Швейцар, стоящий у служебного хода, ни за что не хотел ее пропустить. Лишь после длительного препирательства он согласился попросить господина инспектора сойти вниз.
Фрида долго ждала.
Наконец явился Папке. Он был немало удивлен, увидев жену своего старого друга.
— Что-нибудь стряслось? — крикнул он, выкатив глаза, и как бы нехотя протянул ей руку.
— И да, и нет, господин Папке. Карл кланяется вам.
— Слава богу! — вырвалось у инспектора. Он патетически схватился обеими руками за голову. — Я уж думал, не случилось ли с ним чего.
Фрида улыбнулась.
— Нет, господин Папке, ничего ужасного, но достается ему изрядно… — И она, рассказав о письмах Карла, о его мытарствах, изложила свою просьбу.
— Золото! — воскликнул Папке, словно свалившись с неба на землю. — Дорогая моя, многоуважаемая фрау Брентен, откуда теперь у нашего брата золото? Рад бы и бумажкам, да и тех нет. Как бы ни хотелось помочь Карлу, но… — Он погладил себя по остроконечной бородке, опять выкатил глаза и заорал: — Душу я отдал бы своему другу, если бы это могло помочь ему! Жизни своей не пожалел бы! Вы знаете, что я способен на жертвы, фрау Брентен, но золото…
— Да, да, конечно. Простите, что я вас побеспокоила. Карл просил меня повидать вас.
— Никто не может дать то, чего у него нет. Золота у меня нет. Прошу вас, передайте Карлу тысячу приветов. Вам, вероятно, известно, что в день объявления войны между нами произошла маленькая размолвка. Но вы меня знаете, милейшая фрау Брентен, я не злопамятен. Все забыто. Итак, прошу приветствовать Карла. Был бы страшно рад получить от него несколько строк.
VI
Фрида поплелась к Штюркам. Штюрк-то уж не станет отделываться пустыми словами, в этом она уверена. Однако именно к нему ей не хотелось идти, его добротой люди слишком часто злоупотребляли. Но больше не к кому было обратиться.

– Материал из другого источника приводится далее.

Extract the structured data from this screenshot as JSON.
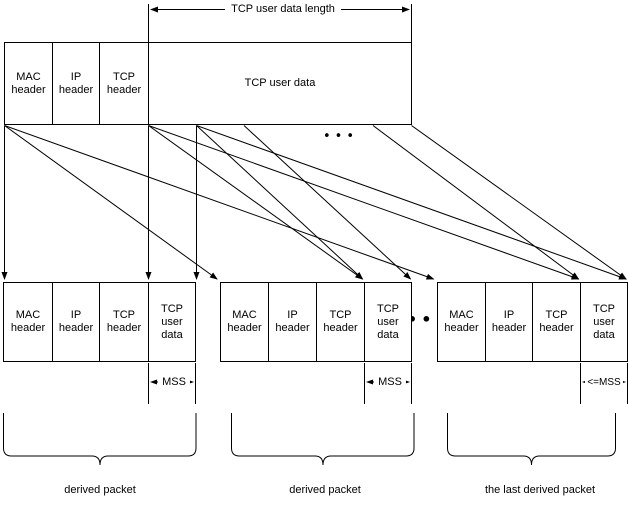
{
  "dimension": {
    "label": "TCP user data length"
  },
  "source_packet": {
    "cells": [
      "MAC\nheader",
      "IP\nheader",
      "TCP\nheader",
      "TCP user data"
    ]
  },
  "ellipsis_top": "•••",
  "ellipsis_bottom": "•••",
  "derived_packets": [
    {
      "cells": [
        "MAC\nheader",
        "IP\nheader",
        "TCP\nheader",
        "TCP\nuser\ndata"
      ],
      "size_label": "MSS",
      "caption": "derived packet"
    },
    {
      "cells": [
        "MAC\nheader",
        "IP\nheader",
        "TCP\nheader",
        "TCP\nuser\ndata"
      ],
      "size_label": "MSS",
      "caption": "derived packet"
    },
    {
      "cells": [
        "MAC\nheader",
        "IP\nheader",
        "TCP\nheader",
        "TCP\nuser\ndata"
      ],
      "size_label": "<=MSS",
      "caption": "the last derived packet"
    }
  ],
  "colors": {
    "line": "#000000",
    "background": "#ffffff"
  }
}
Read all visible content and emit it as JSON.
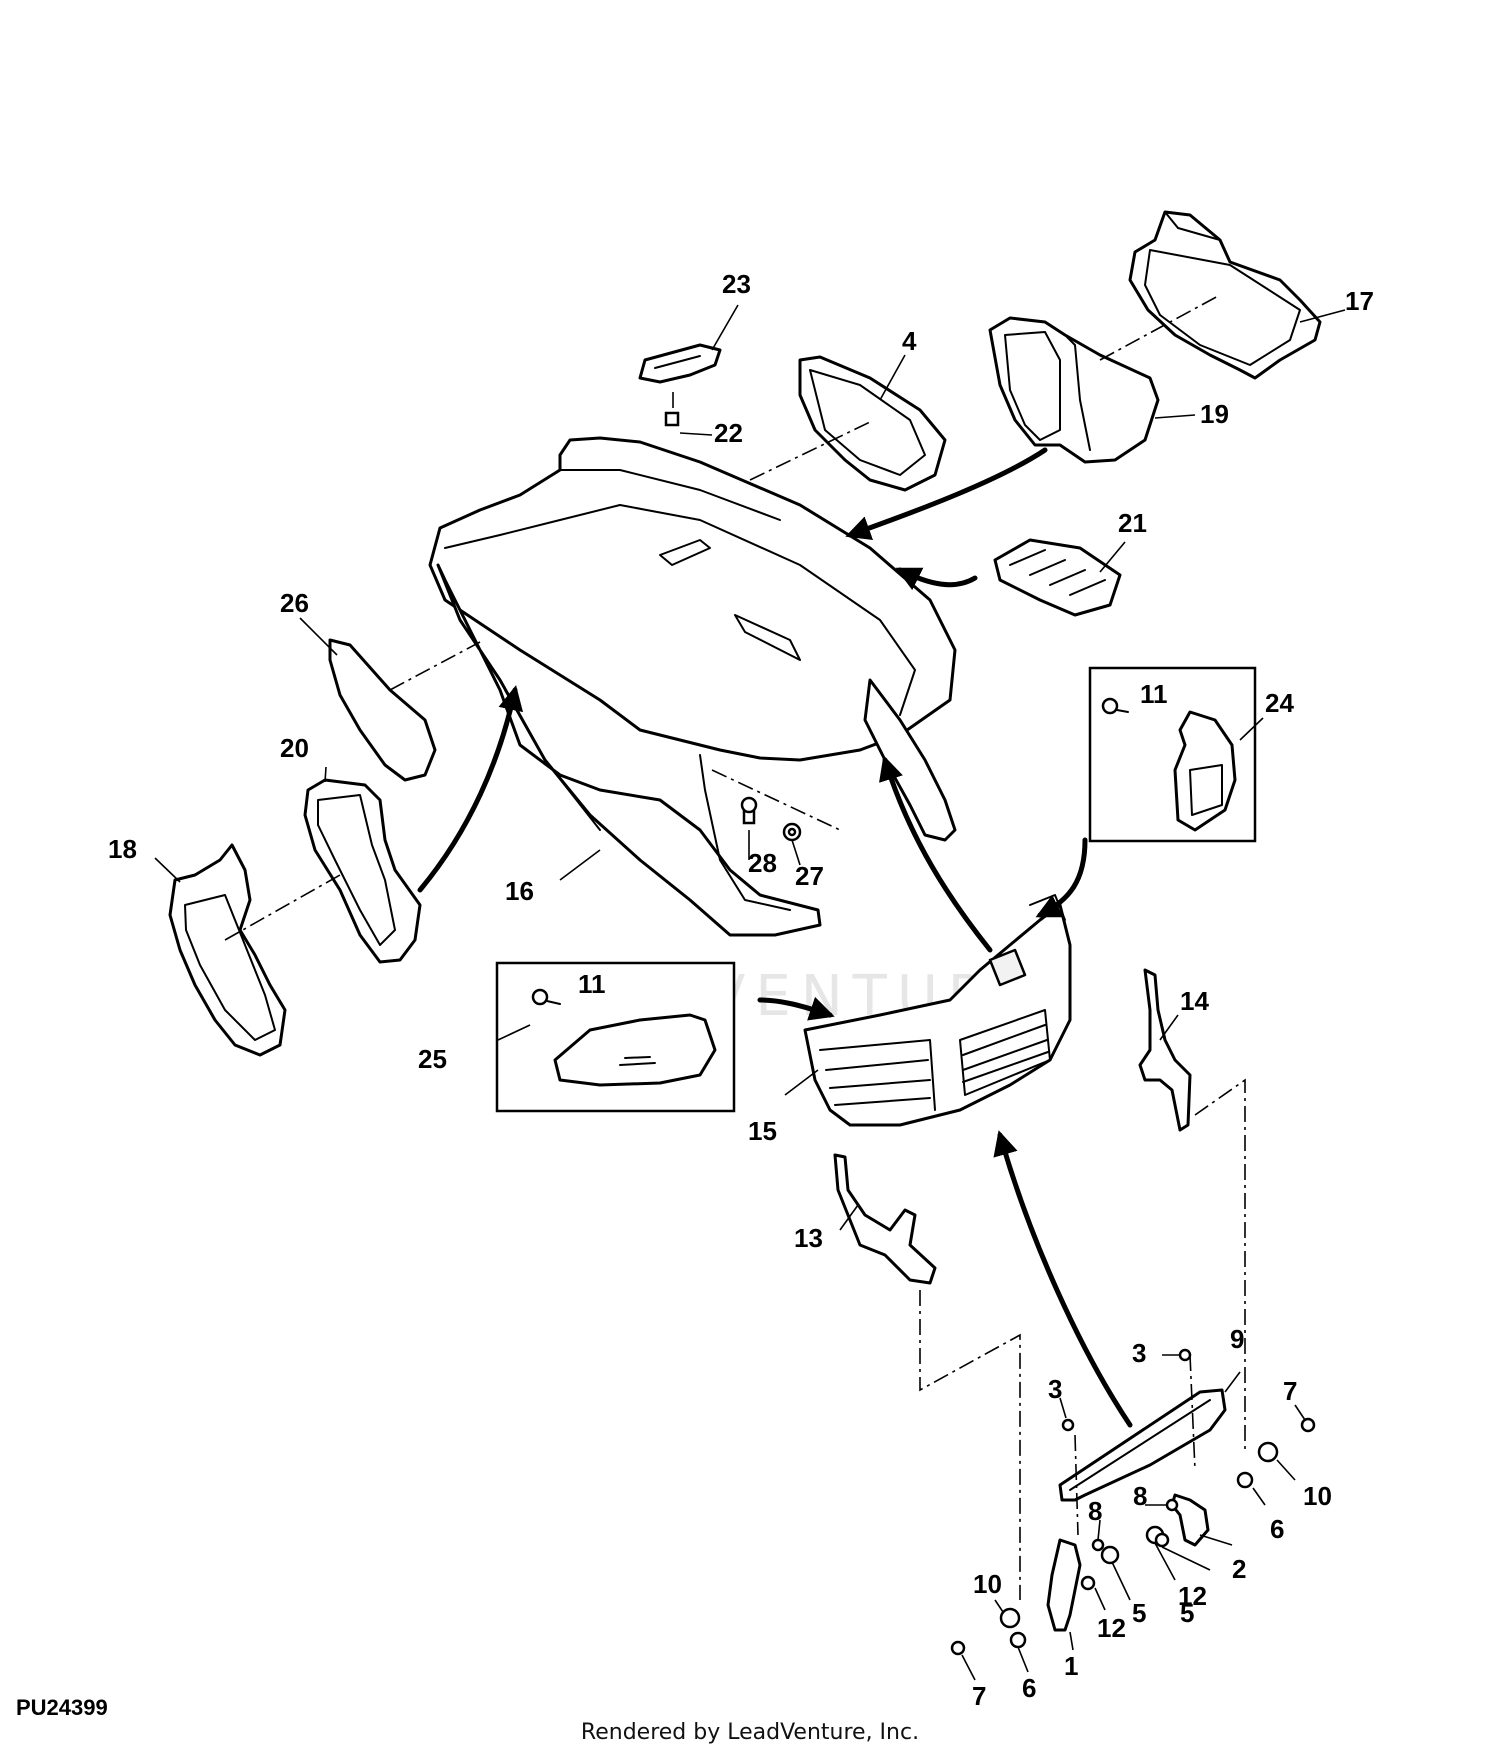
{
  "diagram": {
    "id": "PU24399",
    "watermark": "LEADVENTURE",
    "credit": "Rendered by LeadVenture, Inc.",
    "callouts": {
      "c1": "1",
      "c2": "2",
      "c3a": "3",
      "c3b": "3",
      "c4": "4",
      "c5a": "5",
      "c5b": "5",
      "c6a": "6",
      "c6b": "6",
      "c7a": "7",
      "c7b": "7",
      "c8a": "8",
      "c8b": "8",
      "c9": "9",
      "c10a": "10",
      "c10b": "10",
      "c11a": "11",
      "c11b": "11",
      "c12a": "12",
      "c12b": "12",
      "c13": "13",
      "c14": "14",
      "c15": "15",
      "c16": "16",
      "c17": "17",
      "c18": "18",
      "c19": "19",
      "c20": "20",
      "c21": "21",
      "c22": "22",
      "c23": "23",
      "c24": "24",
      "c25": "25",
      "c26": "26",
      "c27": "27",
      "c28": "28"
    }
  }
}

Как он постарел! Это была ее первая мысль, когда она вошла в маленькую столярную мастерскую, где ее зять Густав Штюрк работал у верстака среди клеток с птичками. Сколько лет ему, в сущности? Да, пожалуй, и шестидесяти еще нет.

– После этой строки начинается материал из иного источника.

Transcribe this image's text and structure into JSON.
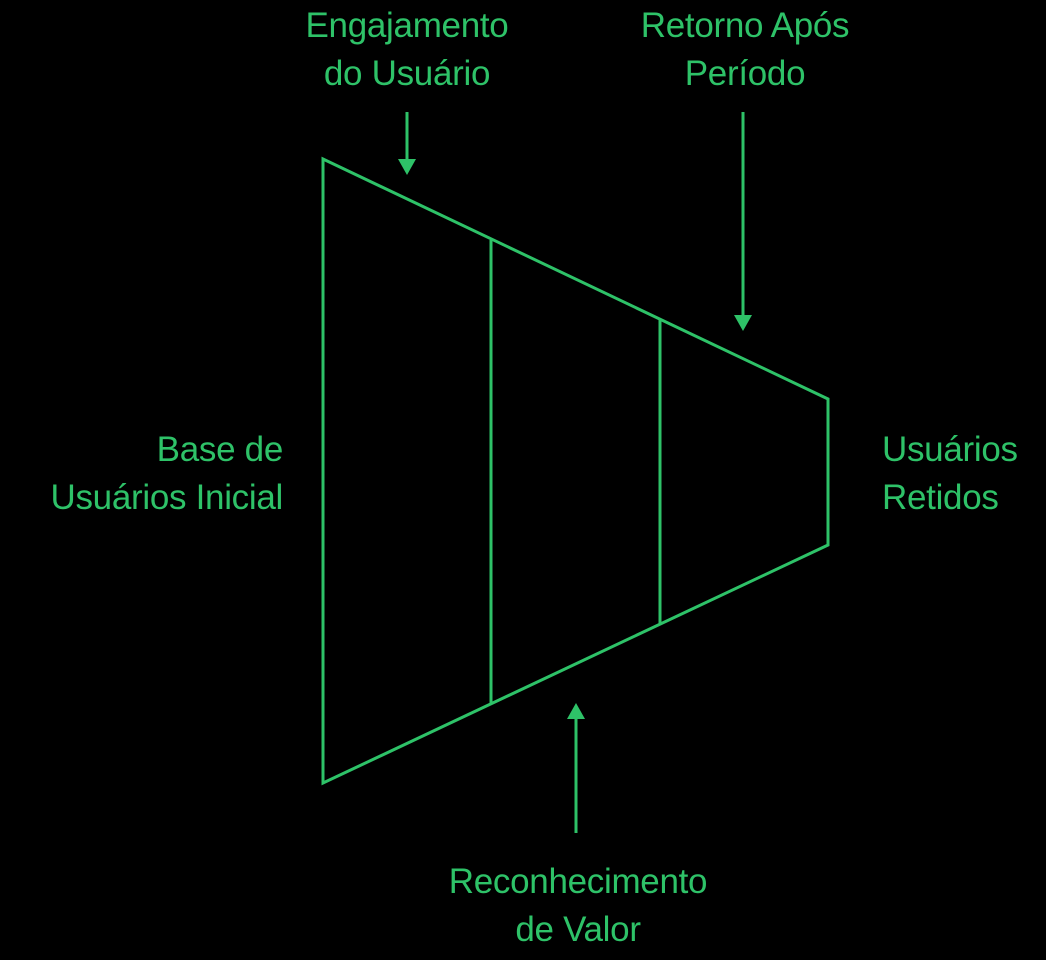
{
  "colors": {
    "background": "#000000",
    "accent": "#2EC268"
  },
  "diagram": {
    "type": "horizontal-funnel",
    "stage_count": 3,
    "labels": {
      "top_left": "Engajamento\ndo Usuário",
      "top_right": "Retorno Após\nPeríodo",
      "left": "Base de\nUsuários Inicial",
      "right": "Usuários\nRetidos",
      "bottom": "Reconhecimento\nde Valor"
    }
  }
}
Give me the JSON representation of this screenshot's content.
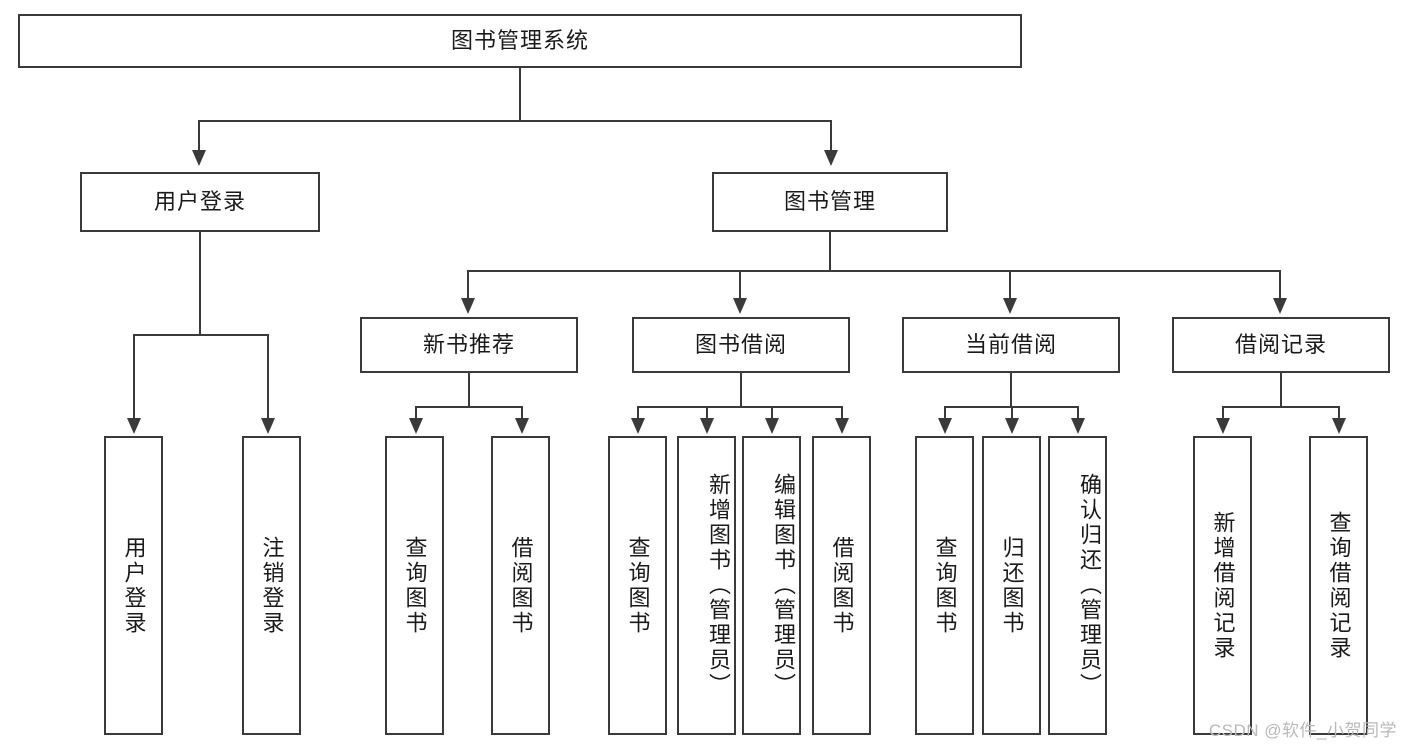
{
  "diagram": {
    "title": "图书管理系统",
    "type": "tree-hierarchy-diagram",
    "root": {
      "id": "root",
      "label": "图书管理系统"
    },
    "level2": [
      {
        "id": "user-login",
        "label": "用户登录"
      },
      {
        "id": "book-manage",
        "label": "图书管理"
      }
    ],
    "level3": [
      {
        "id": "new-book-rec",
        "label": "新书推荐"
      },
      {
        "id": "book-borrow",
        "label": "图书借阅"
      },
      {
        "id": "current-borrow",
        "label": "当前借阅"
      },
      {
        "id": "borrow-record",
        "label": "借阅记录"
      }
    ],
    "leaves": {
      "user_login": [
        {
          "id": "leaf-user-login",
          "label": "用户登录"
        },
        {
          "id": "leaf-logout",
          "label": "注销登录"
        }
      ],
      "new_book_rec": [
        {
          "id": "leaf-query-book-1",
          "label": "查询图书"
        },
        {
          "id": "leaf-borrow-book-1",
          "label": "借阅图书"
        }
      ],
      "book_borrow": [
        {
          "id": "leaf-query-book-2",
          "label": "查询图书"
        },
        {
          "id": "leaf-add-book",
          "label": "新增图书（管理员）"
        },
        {
          "id": "leaf-edit-book",
          "label": "编辑图书（管理员）"
        },
        {
          "id": "leaf-borrow-book-2",
          "label": "借阅图书"
        }
      ],
      "current_borrow": [
        {
          "id": "leaf-query-book-3",
          "label": "查询图书"
        },
        {
          "id": "leaf-return-book",
          "label": "归还图书"
        },
        {
          "id": "leaf-confirm-return",
          "label": "确认归还（管理员）"
        }
      ],
      "borrow_record": [
        {
          "id": "leaf-add-record",
          "label": "新增借阅记录"
        },
        {
          "id": "leaf-query-record",
          "label": "查询借阅记录"
        }
      ]
    },
    "watermark": "CSDN @软件_小贺同学",
    "colors": {
      "stroke": "#3a3a3a",
      "fill": "#ffffff",
      "text": "#1a1a1a",
      "watermark": "#b9b9b9"
    }
  }
}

— Здравствуй, Фрида! Каким добрым ветром тебя к нам занесло?
— Не добрым, а злым! — И она неуверенно улыбнулась.
— Садись и рассказывай! — Он пододвинул ей табурет. — Наверху у Софи уже была?
— Нет, я прямо сюда.
— Ну, выкладывай, где жмет, что болит?
— Ты не знаешь, Густав, как мне тяжело обращаться именно к тебе. Но все глухи к моим просьбам, а мне так хочется помочь Карлу.
И она рассказала о жалобах Карла и о своих тщетных попытках достать денег у Вильмерсов, у Папке.
Густав Штюрк слушал, облокотившись на верстак, и внимательно смотрел на Фриду. Когда она заговорила о Папке, в морщинках вокруг глаз старика мелькнул слабый отсвет улыбки. Фрида сидела перед ним, как маленькая девочка, не смея поднять глаз.
Но вот она замолчала.
Молчал и Штюрк. Слышно было только веселое чириканье птичек.
Наконец Штюрк медленно выпрямился и положил свою большую руку Фриде на плечо.
— Это еще не такое большое горе, Фрида. Нынче бывают несчастья похуже, — сказал он и направился к маленькому шкафчику для инструментов. Открыв его, он достал деревянную шкатулку. Через секунду на верстаке лежали две блестящие двадцатимарковые монеты.
— Это последние, Фрида. Я с радостью отдаю их тебе и Карлу.
Глаза у Фриды наполнились слезами. Ей было стыдно. О, да, бывают несчастья похуже. Кто-кто, а Штюрк имел право так говорить. Из трех сыновей, угнанных на фронт, двух он уже потерял. В первые же дни войны был убит его старший сын, любимец, которому он мечтал передать мастерскую. Да, ей было стыдно, и она призналась в этом старику.